第5回:pn接合ダイオードとトランジスタ


<pn接合>
ある一体のシリコン結晶の半分をp型半導体、残る半分をn型半導体とする。


このような特殊な構造の結晶では熱エネルギーによる電子の活動によって、
n型領域のリンの五番目の電子が自由電子となって接合面を越えてp領域のガリウムの空き座席に入り込む。

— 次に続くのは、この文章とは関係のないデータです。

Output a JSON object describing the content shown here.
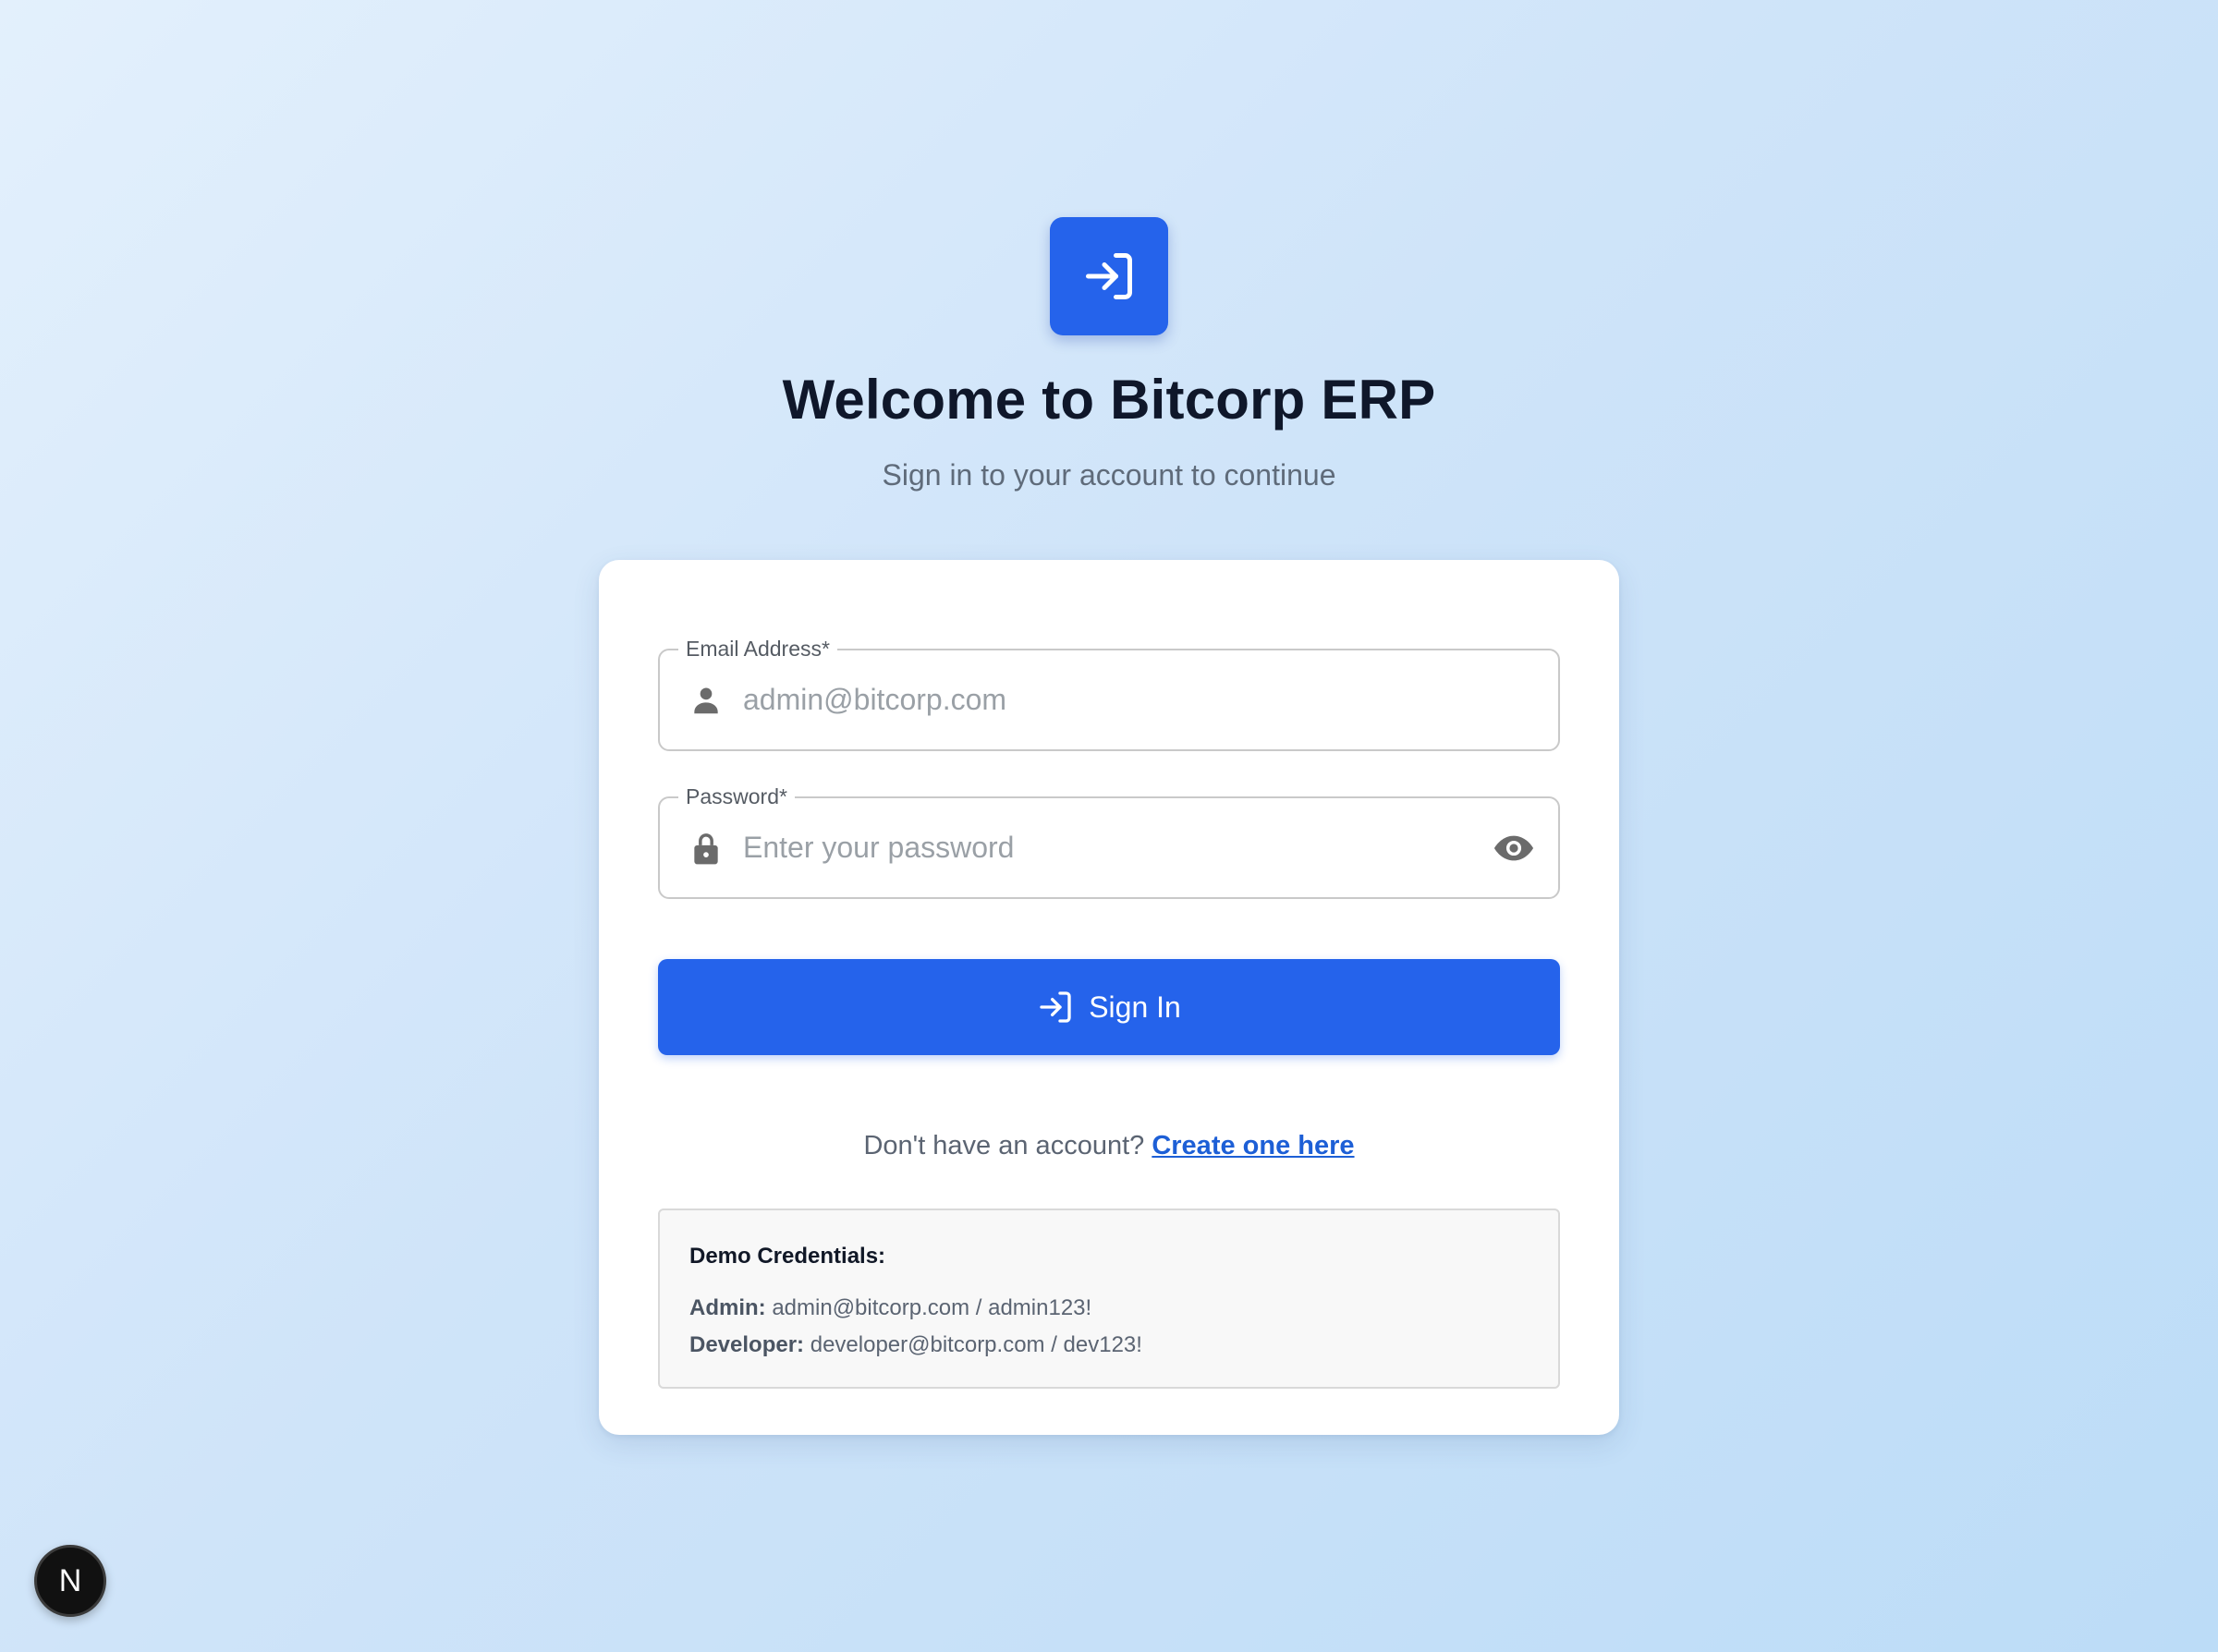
{
  "header": {
    "logo_icon": "login-icon",
    "title": "Welcome to Bitcorp ERP",
    "subtitle": "Sign in to your account to continue"
  },
  "form": {
    "email": {
      "label": "Email Address*",
      "placeholder": "admin@bitcorp.com",
      "value": "",
      "icon": "person-icon"
    },
    "password": {
      "label": "Password*",
      "placeholder": "Enter your password",
      "value": "",
      "icon": "lock-icon",
      "toggle_icon": "eye-icon"
    },
    "submit": {
      "label": "Sign In",
      "icon": "login-icon"
    }
  },
  "register": {
    "prompt": "Don't have an account?",
    "link_label": "Create one here"
  },
  "demo": {
    "title": "Demo Credentials:",
    "rows": [
      {
        "role": "Admin:",
        "credentials": "admin@bitcorp.com / admin123!"
      },
      {
        "role": "Developer:",
        "credentials": "developer@bitcorp.com / dev123!"
      }
    ]
  },
  "dev_badge": {
    "letter": "N"
  },
  "colors": {
    "primary": "#2563eb",
    "link": "#1d5fd6",
    "background_start": "#e3f0fc",
    "background_end": "#bcdcf7"
  }
}
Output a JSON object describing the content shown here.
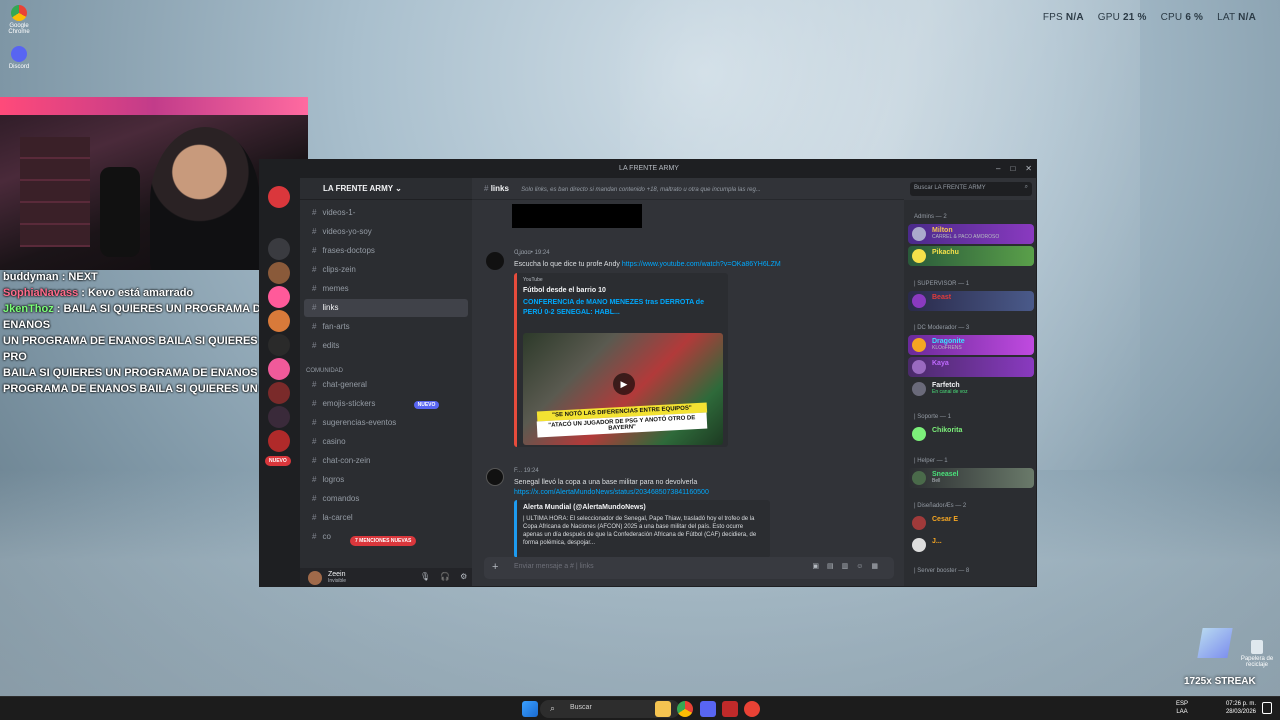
{
  "desktop": {
    "icons": [
      {
        "label": "Google Chrome",
        "icon": "chrome-icon",
        "color": "#e94235"
      },
      {
        "label": "Discord",
        "icon": "discord-icon",
        "color": "#5865f2"
      }
    ],
    "recycle_bin": "Papelera de reciclaje",
    "streak": "1725x STREAK"
  },
  "perf": {
    "fps_label": "FPS",
    "fps_value": "N/A",
    "gpu_label": "GPU",
    "gpu_value": "21 %",
    "cpu_label": "CPU",
    "cpu_value": "6 %",
    "lat_label": "LAT",
    "lat_value": "N/A"
  },
  "stream_chat": [
    {
      "user": "buddyman",
      "text": ": NEXT"
    },
    {
      "user": "SophiaNavass",
      "text": ": Kevo está amarrado"
    },
    {
      "user": "JkenThoz",
      "text": ": BAILA SI QUIERES UN PROGRAMA DE ENANOS"
    },
    {
      "user": "",
      "text": "UN PROGRAMA DE ENANOS   BAILA SI QUIERES UN PRO"
    },
    {
      "user": "",
      "text": "BAILA SI QUIERES UN PROGRAMA DE ENANOS   BA"
    },
    {
      "user": "",
      "text": "PROGRAMA DE ENANOS   BAILA SI QUIERES UN PROGR"
    }
  ],
  "discord": {
    "window_title": "LA FRENTE ARMY",
    "server_name": "LA FRENTE ARMY",
    "channels_top": [
      {
        "name": "videos-1-",
        "active": false
      },
      {
        "name": "videos-yo-soy",
        "active": false
      },
      {
        "name": "frases-doctops",
        "active": false
      },
      {
        "name": "clips-zein",
        "active": false
      },
      {
        "name": "memes",
        "active": false
      },
      {
        "name": "links",
        "active": true
      },
      {
        "name": "fan-arts",
        "active": false
      },
      {
        "name": "edits",
        "active": false
      }
    ],
    "category": "COMUNIDAD",
    "channels_community": [
      {
        "name": "chat-general",
        "badge": ""
      },
      {
        "name": "emojis-stickers",
        "badge": "NUEVO"
      },
      {
        "name": "sugerencias-eventos",
        "badge": ""
      },
      {
        "name": "casino",
        "badge": ""
      },
      {
        "name": "chat-con-zein",
        "badge": ""
      },
      {
        "name": "logros",
        "badge": ""
      },
      {
        "name": "comandos",
        "badge": ""
      },
      {
        "name": "la-carcel",
        "badge": ""
      },
      {
        "name": "co",
        "badge": ""
      }
    ],
    "new_pill": "NUEVO",
    "mentions_pill": "7 MENCIONES NUEVAS",
    "user": {
      "name": "Zeein",
      "status": "Invisible"
    },
    "channel_header": {
      "name": "links",
      "topic": "Solo links, es ban directo si mandan contenido +18, maltrato u otra que incumpla las reg..."
    },
    "search_placeholder": "Buscar LA FRENTE ARMY",
    "messages": [
      {
        "author": "Ɑʝɑɑɑ•",
        "time": "19:24",
        "text": "Escucha lo que dice tu profe Andy",
        "link": "https://www.youtube.com/watch?v=OKa86YH6LZM",
        "embed": {
          "provider": "YouTube",
          "name": "Fútbol desde el barrio 10",
          "title": "CONFERENCIA de MANO MENEZES tras DERROTA de PERÚ 0-2 SENEGAL: HABL...",
          "thumb_caption_1": "\"SE NOTÓ LAS DIFERENCIAS ENTRE EQUIPOS\"",
          "thumb_caption_2": "\"ATACÓ UN JUGADOR DE PSG Y ANOTÓ OTRO DE BAYERN\""
        }
      },
      {
        "author": "F...",
        "time": "19:24",
        "text": "Senegal llevó la copa a una base militar para no devolverla",
        "link": "https://x.com/AlertaMundoNews/status/2034685073841160500",
        "embed": {
          "name": "Alerta Mundial (@AlertaMundoNews)",
          "desc": "| ÚLTIMA HORA: El seleccionador de Senegal, Pape Thiaw, trasladó hoy el trofeo de la Copa Africana de Naciones (AFCON) 2025 a una base militar del país. Esto ocurre apenas un día después de que la Confederación Africana de Fútbol (CAF) decidiera, de forma polémica, despojar..."
        }
      }
    ],
    "input_placeholder": "Enviar mensaje a # | links",
    "member_groups": [
      {
        "title": "Admins — 2",
        "members": [
          {
            "name": "Milton",
            "sub": "CARREL & PACO AMOROSO",
            "color": "#f5c451",
            "bg": "#6a3fb0"
          },
          {
            "name": "Pikachu",
            "sub": "",
            "color": "#f5e04a",
            "bg": "#3a7a3a"
          }
        ]
      },
      {
        "title": "| SUPERVISOR — 1",
        "members": [
          {
            "name": "Beast",
            "sub": "",
            "color": "#e23b3b",
            "bg": "#2a3b6a"
          }
        ]
      },
      {
        "title": "| DC Moderador — 3",
        "members": [
          {
            "name": "Dragonite",
            "sub": "KLOoFRENS",
            "color": "#3ae0ff",
            "bg": "#8a3ac0"
          },
          {
            "name": "Kaya",
            "sub": "",
            "color": "#c06aff",
            "bg": "#6a2a8a"
          },
          {
            "name": "Farfetch",
            "sub": "En canal de voz",
            "color": "#f2f3f5",
            "bg": ""
          }
        ]
      },
      {
        "title": "| Soporte — 1",
        "members": [
          {
            "name": "Chikorita",
            "sub": "",
            "color": "#7cf07a",
            "bg": ""
          }
        ]
      },
      {
        "title": "| Helper — 1",
        "members": [
          {
            "name": "Sneasel",
            "sub": "Bell",
            "color": "#4ae07a",
            "bg": "#3a4a3a"
          }
        ]
      },
      {
        "title": "| DiseñadorÆs — 2",
        "members": [
          {
            "name": "Cesar E",
            "sub": "",
            "color": "#f5a623",
            "bg": ""
          },
          {
            "name": "J...",
            "sub": "",
            "color": "#f5a623",
            "bg": ""
          }
        ]
      },
      {
        "title": "| Server booster — 8",
        "members": []
      }
    ]
  },
  "taskbar": {
    "search_placeholder": "Buscar",
    "lang_top": "ESP",
    "lang_bottom": "LAA",
    "time": "07:26 p. m.",
    "date": "28/03/2026"
  }
}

結果、接合面の両側の一定の区域で正孔と自由電子とが結合して消滅してしまう。
そして消滅した領域を空乏層と呼ぶ。


リン原子から自由電子が拡散 → 残ったリン原子はプラスに帯電

ガリウム原子の正孔に自由電子が捕捉 → ガリウム原子はマイナスに帯電

これにより双方に電位差(およそ0.7V)が生じる。


<pn接合ダイオード>
pn接合に対して下図のように電池をつなぐ。


電池の電圧と空乏層の電位差は競い合っている。

電池の電圧 < 空乏層の電位差
 BC領域からの反発力が強いので、自由電子D→Aへの移動は微量。

電池の電圧 > 空乏層の電位差
 電池の電圧が反発力を上回り、自由電子はどんどんD→Aへと移動する。


この状態になると電気回路が形成され、
電池から自由電子がいくらでも供給・吸引されるのでスムーズに電流が流れる。


次は電池を逆方向にしてみる。


そうするとA領域に自由電子が送り込まれるので、正孔が捕捉されてB領域が拡大する。
一方D領域では電池が自由電子を奪い取るのでC領域が拡大する。

B領域
 →電子を補充した分マイナス帯電が増大

C領域
 →電子を奪われた分プラス帯電が増大

結果として、この方向で電池をつなぐとVをいくら大きくしても電流は流れない。


このように、一方向にのみ電流をよく通し、
逆方向には電流を通さない素子をダイオードという。